Pharma’s Cutting Edge

Pharma’s Cutting Edge

Pharmaceutical and biotech science and business

 
 
 
 

Entry order as a consideration for innovation strategies : Nature Reviews Drug Discovery

I’m pleased to report that NRDD has published as an advanced online publication the above article that will appear in print in the April edition of the journal. A PDF is also available at the PGS website: http://www.pharmagrowth.com/library.html

As you’ll see, the article is a combination of a brief overview of what is known about market entry order and eventual commercial success, particularly as it relates to pharmaceuticals, and an exploration of additional factors that describe and hopefully illuminate this relationship. As you’ll see, first to market is not always best, at least as far as share of revenues is concerned. Yet that hasn’t stopped most firms from furiously pursuing a pioneer strategy for nearly all of their products. Exactly when firms should pursue the less costly and less risky watch-and-wait (and learn!) strategy remains to be fully fleshed out, but what is clear to me at least is that the decision will rarely be obvious.

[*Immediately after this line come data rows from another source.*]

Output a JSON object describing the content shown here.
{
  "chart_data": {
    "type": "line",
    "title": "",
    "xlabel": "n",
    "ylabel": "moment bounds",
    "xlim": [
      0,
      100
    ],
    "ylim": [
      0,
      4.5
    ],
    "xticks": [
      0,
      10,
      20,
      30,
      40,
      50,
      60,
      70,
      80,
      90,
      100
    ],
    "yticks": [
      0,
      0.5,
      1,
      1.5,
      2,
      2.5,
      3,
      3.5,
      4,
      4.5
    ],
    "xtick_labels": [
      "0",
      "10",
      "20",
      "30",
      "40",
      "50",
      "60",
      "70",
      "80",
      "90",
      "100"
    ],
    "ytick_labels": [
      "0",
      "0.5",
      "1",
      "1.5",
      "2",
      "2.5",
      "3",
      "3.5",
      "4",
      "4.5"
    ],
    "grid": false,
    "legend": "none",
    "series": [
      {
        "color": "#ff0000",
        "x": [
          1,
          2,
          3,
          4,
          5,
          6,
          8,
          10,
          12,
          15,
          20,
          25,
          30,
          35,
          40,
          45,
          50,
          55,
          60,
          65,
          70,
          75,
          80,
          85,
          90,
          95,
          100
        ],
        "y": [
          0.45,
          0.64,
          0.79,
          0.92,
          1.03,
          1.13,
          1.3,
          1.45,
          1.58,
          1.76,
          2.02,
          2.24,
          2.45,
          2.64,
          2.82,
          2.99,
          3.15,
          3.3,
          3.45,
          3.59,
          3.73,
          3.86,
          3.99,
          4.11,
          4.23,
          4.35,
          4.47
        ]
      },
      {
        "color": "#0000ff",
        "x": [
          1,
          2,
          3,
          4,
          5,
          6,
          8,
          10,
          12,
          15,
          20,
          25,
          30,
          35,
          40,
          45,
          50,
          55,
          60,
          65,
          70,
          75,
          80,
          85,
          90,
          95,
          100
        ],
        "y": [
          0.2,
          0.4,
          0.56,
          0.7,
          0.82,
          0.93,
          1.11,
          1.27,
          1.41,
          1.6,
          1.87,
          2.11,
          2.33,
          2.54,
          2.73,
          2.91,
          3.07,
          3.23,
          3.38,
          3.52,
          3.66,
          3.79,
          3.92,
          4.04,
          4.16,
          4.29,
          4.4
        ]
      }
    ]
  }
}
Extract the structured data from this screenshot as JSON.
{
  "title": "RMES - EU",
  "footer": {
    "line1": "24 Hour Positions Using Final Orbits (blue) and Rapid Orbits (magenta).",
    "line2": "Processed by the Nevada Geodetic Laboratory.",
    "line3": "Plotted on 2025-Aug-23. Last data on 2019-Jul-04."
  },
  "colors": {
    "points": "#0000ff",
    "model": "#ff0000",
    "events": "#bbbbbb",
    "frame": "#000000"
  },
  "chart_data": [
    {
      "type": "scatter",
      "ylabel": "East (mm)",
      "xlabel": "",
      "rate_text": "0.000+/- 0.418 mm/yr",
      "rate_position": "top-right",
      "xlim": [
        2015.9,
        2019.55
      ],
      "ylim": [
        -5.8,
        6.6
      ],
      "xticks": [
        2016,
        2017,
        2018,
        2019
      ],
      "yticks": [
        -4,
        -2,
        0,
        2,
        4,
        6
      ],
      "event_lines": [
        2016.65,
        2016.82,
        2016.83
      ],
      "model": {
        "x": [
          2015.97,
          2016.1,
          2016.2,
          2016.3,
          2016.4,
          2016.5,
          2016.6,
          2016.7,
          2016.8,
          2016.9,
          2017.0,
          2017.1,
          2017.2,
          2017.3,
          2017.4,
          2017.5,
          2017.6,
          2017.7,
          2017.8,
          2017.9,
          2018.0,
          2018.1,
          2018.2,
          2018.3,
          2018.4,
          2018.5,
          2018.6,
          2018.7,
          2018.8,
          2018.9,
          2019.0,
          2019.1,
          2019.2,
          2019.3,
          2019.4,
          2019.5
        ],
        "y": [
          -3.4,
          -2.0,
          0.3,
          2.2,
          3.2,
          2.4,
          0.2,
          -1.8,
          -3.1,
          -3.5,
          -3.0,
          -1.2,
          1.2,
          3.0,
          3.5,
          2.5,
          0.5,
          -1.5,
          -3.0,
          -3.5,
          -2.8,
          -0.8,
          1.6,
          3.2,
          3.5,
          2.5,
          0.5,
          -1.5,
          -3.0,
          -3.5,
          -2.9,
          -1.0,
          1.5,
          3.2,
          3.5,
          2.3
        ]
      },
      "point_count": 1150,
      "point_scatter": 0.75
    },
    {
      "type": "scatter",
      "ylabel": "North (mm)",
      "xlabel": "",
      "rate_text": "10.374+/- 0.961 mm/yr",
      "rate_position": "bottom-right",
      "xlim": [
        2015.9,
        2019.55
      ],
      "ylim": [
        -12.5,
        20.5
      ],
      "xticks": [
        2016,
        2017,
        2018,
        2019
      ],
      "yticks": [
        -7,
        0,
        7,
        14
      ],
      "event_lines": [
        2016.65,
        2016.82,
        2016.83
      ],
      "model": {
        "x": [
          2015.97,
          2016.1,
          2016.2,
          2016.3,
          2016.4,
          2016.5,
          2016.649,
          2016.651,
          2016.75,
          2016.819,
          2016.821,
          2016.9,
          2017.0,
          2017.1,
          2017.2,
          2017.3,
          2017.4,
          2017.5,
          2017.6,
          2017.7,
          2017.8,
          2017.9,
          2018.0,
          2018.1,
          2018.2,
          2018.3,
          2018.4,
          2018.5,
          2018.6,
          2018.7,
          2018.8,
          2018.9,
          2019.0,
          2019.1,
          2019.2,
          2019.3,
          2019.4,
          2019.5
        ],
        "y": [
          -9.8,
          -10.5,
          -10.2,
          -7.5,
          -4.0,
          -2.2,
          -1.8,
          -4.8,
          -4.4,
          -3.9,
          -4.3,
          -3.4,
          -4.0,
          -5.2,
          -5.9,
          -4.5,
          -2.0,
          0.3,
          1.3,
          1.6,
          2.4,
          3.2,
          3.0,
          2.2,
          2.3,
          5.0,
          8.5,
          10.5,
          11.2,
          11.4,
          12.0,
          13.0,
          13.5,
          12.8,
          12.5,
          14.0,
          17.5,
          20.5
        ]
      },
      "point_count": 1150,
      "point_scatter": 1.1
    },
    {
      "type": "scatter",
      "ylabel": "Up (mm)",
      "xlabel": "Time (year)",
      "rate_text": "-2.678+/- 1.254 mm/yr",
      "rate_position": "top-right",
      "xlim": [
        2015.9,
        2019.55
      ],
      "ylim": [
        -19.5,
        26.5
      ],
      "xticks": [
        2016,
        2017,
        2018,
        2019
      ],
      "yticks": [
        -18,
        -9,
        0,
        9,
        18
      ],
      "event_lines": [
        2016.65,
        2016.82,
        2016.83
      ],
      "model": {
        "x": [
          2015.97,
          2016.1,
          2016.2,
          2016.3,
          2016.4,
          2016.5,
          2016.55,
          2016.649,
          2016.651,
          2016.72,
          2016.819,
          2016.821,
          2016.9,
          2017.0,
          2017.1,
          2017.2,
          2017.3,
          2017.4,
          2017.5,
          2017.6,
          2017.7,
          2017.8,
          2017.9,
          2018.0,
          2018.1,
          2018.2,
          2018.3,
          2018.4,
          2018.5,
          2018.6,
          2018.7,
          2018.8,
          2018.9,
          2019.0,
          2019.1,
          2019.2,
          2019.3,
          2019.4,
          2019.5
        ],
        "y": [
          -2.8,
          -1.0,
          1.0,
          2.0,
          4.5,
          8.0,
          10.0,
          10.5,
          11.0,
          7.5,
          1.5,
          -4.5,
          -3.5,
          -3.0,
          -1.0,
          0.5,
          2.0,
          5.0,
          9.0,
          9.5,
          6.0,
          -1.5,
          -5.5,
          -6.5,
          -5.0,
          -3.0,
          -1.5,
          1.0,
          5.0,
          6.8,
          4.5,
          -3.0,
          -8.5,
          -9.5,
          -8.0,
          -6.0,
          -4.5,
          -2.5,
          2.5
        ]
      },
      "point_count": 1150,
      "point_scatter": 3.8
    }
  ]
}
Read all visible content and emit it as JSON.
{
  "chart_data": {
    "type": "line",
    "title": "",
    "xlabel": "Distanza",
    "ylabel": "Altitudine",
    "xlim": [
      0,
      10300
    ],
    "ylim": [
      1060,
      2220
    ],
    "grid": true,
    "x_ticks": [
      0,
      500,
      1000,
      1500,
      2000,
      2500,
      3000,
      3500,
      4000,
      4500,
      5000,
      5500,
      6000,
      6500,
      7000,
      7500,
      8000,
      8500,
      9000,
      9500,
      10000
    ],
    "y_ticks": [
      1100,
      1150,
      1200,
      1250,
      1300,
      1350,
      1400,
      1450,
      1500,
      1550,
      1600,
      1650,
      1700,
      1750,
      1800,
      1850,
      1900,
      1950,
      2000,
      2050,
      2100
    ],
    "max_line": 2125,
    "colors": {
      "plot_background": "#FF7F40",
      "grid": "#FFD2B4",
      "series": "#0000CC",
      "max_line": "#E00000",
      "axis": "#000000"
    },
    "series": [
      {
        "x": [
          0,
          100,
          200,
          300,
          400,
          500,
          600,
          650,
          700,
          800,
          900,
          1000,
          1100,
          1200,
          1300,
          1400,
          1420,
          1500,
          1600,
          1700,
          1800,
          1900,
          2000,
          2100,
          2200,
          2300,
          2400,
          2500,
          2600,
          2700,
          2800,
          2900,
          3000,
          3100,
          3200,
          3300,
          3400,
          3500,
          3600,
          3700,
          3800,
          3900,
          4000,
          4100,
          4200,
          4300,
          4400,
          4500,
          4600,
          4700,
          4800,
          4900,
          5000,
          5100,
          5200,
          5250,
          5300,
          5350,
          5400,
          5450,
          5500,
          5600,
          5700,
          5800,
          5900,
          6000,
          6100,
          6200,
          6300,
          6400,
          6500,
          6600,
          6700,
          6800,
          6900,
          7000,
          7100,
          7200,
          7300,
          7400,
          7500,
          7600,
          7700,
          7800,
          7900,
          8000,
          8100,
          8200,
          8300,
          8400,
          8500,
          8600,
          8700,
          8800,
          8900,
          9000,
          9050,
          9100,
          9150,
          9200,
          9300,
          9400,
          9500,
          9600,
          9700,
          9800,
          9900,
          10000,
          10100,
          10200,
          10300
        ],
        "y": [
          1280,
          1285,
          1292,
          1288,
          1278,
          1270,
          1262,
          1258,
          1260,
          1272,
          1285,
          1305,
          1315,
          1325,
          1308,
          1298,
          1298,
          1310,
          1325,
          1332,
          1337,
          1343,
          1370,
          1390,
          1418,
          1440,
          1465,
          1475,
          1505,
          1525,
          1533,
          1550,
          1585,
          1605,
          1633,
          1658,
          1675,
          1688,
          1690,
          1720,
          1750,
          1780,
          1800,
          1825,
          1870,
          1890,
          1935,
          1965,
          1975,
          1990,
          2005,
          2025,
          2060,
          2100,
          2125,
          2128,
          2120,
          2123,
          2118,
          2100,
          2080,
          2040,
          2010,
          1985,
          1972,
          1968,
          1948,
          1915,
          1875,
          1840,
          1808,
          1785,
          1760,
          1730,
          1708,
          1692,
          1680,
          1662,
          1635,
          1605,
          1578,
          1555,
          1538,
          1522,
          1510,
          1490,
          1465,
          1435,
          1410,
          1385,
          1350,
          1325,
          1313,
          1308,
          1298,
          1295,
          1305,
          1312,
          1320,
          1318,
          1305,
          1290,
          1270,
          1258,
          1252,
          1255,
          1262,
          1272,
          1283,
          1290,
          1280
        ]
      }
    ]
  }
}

The issue described in this article is part of the much broader issue of best practices for strategic thinking for complex, risky, protracted scientifically based innovation. Ill-informed intuition probably still has a role in modern pharmaceutical innovation strategy, but I strongly advocate the idea that science must be applied to the management of scientific innovation if firms are to improve research productivity meaningfully. Measurements (metrics) alone are not enough. Indeed, metrics can be misleading if used to advance a preconceived outcome, as is usual practice. Measurements must be preceded by hypotheses and followed by tests of the hypotheses to be successfully applied. Unsuccessful hypotheses must be rejected. Models incorporating metrics and relationship assumptions derived from successful hypotheses should be created and then used to drive decision-making rather than decision-justification. Lacking adequate quantitative models, strategists might resort to intuition, but at least it should be well-informed.